Davutoğlu’nun Biden’ı eleştiri sadedinde sarfettiği “IŞİD, PKK, DHKPC ya da Nusra arasında fark görmüyoruz” sözü haksız ve Suriye gerçeğini yansıtmaktan uzak!
ABD Başkan Yardımcısı Joe Biden’ın Türkiye ziyareti beklendiği üzere sorunlu, gerilimli geçti. İki ülke arasında her konuda tam mutabakat varmış gibi görüntüler verilmeye çalışılmasına rağmen ABD ve Türkiye arasında Ortadoğu özelinde son dönemlerde giderek artan farklılaşmalar bu ziyaretle birlikte biraz daha belirginlik kazanmış oldu. Bu durumu da yansıtacak şekilde bir yandan Türkiye’nin ağzına bir parmak bal çalmak anlamına gelen PKK eleştirilerini dillendiren Biden, öte yandan gerek görüşme programına aldığı isimler üzerinden verdiği dolaylı mesajla ve gerekse de açıktan PYD’yi kollayarak Türkiye’yi hırpaladı.
Türkiye ile ABD arasında yaklaşım ve tutum farklılaşmalarının belirginleşmesi bizim açımızdan tabi ki kaygılanmayı değil, sevinmeyi gerektiren bir durum. İslam beldelerinin işgalcisi emperyalist bir ülkeyle ayrışma değil, mutabakat bizim nazarımızda tehlike kaynağıdır. Bu yönüyle çatlağın belirginleşmesine şaşıracak ya da üzülecek değiliz elbette!
Yine bu bağlamda Türkiye adına Biden’ın kimi yaklaşımlarına verilen tepkileri de doğal, haklı ve gerekli buluyoruz. Ne var ki, Biden’ın tutarsızlığına dikkat çekmek adına serdedilen açıklamaların içerdiği bir yanlışı, tutarsızlığı da görmezden gelmemek gerektiğini vurguluyoruz.
Başbakan Davutoğlu, ABD’nin müttefiki-partneri PYD’yi kollama siyasetine yönelik eleştiride bulunurken, şöyle söylemiş: “Türkiye için terör hangi etnik ve kültürel temele dayanmış olursa olsun, hangi ülkeyi hedef almış olursa olsun, hangi gerekçeyle tırmandırılmış olursa olsun insanlık suçudur. Biz, DAEŞ, PKK, DHKP-C, Nusra gibi terör örgütleri arasında bir fark görmedik, görmüyoruz.”
Bu sözler ve yaklaşım tarzı adil olmadığı gibi, Suriye gerçekliğini yansıtmaktan da uzak!
Tamam, Türkiye Suriye halkının direnişine verdiği destekten ötürü giderek daha fazla kuşatılıyor, sıkıştırılıyor.

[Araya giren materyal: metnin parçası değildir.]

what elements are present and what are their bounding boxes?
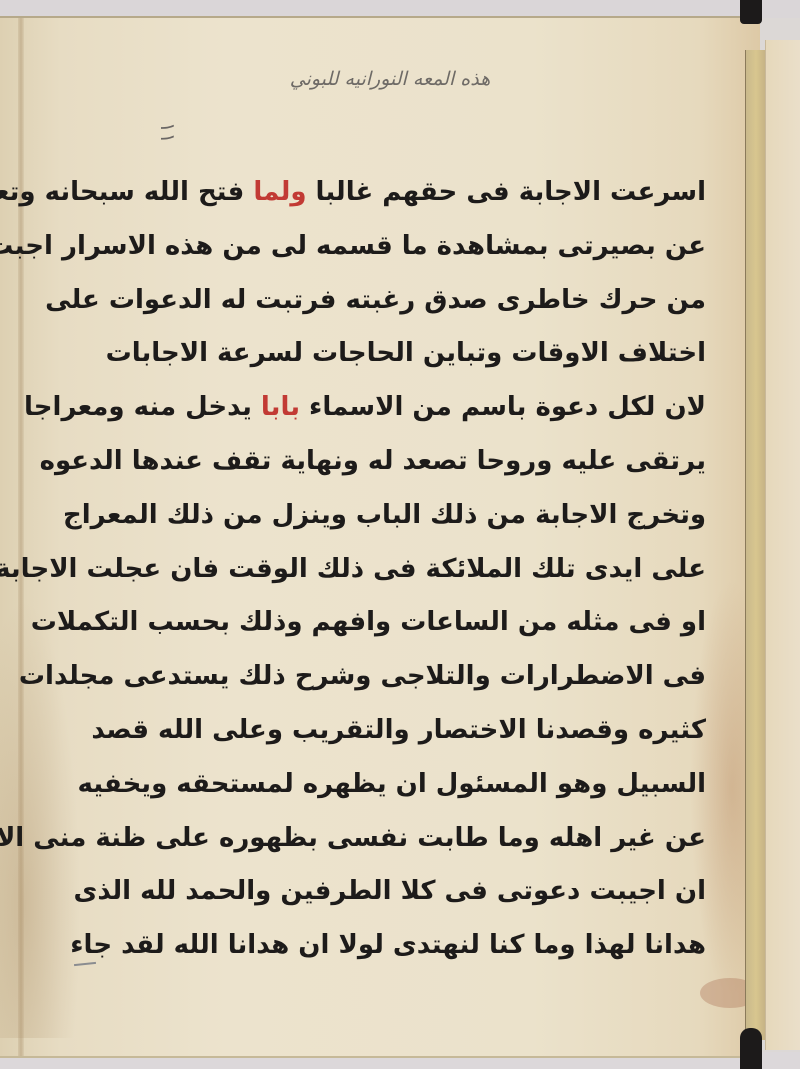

Bu yüzden zaman zaman kendisine yönelebilecek ithamlara karşı tedbir alma, kendisini koruma kaygısıyla bir takım adımlar atma, bazı açıklamalar yapma zarureti hissettiği de görülüyor. Mamafih hangi gerekçeyle olursa olsun Cephet’un Nusra’nın IŞİD ile PKK ile aynı zeminde zikredilmesinin ve terör örgütü şeklinde tanımlanmasının haklı ve kabul edilebilir olmadığı da görülmeli.
Suriye direnişinin temel aktörlerinden birini teşkil eden Cephet’un Nusra Suriye halkının meşru, haklı, izzetli direnişi içinde etkin bir rol oynamış bir yapıdır ve bugüne kadar ‘terör’ kapsamında değerlendirilebilecek herhangi bir tutum ve eylem içinde olmamıştır. Esed-İran ve Rusya tarafından düşman olarak görülen ve emperyalist işgalci ABD tarafından da terörizmle suçlanan Cephet’un Nusra Suriye halkı ve İslam ümmeti nezdinde saygın bir harekettir.
Ortadoğu’da Müslüman halkların direnişine verdiği destekten ötürü giderek ödediği bedel artan Türkiye’nin düşmanlarına karşı elini güçlendirme mantığıyla hareket etmesi anlaşılabilir bir şey olsa da mücahitlere kara çalması haklı ve tasvip edilebilir bir tutum olarak görülemez. Başbakan Davutoğlu’nun sözlerine yansıyan bu tavır Türkiye’nin Suriye direnişine verdiği anlamlı, onurlu destekle çelişmektedir.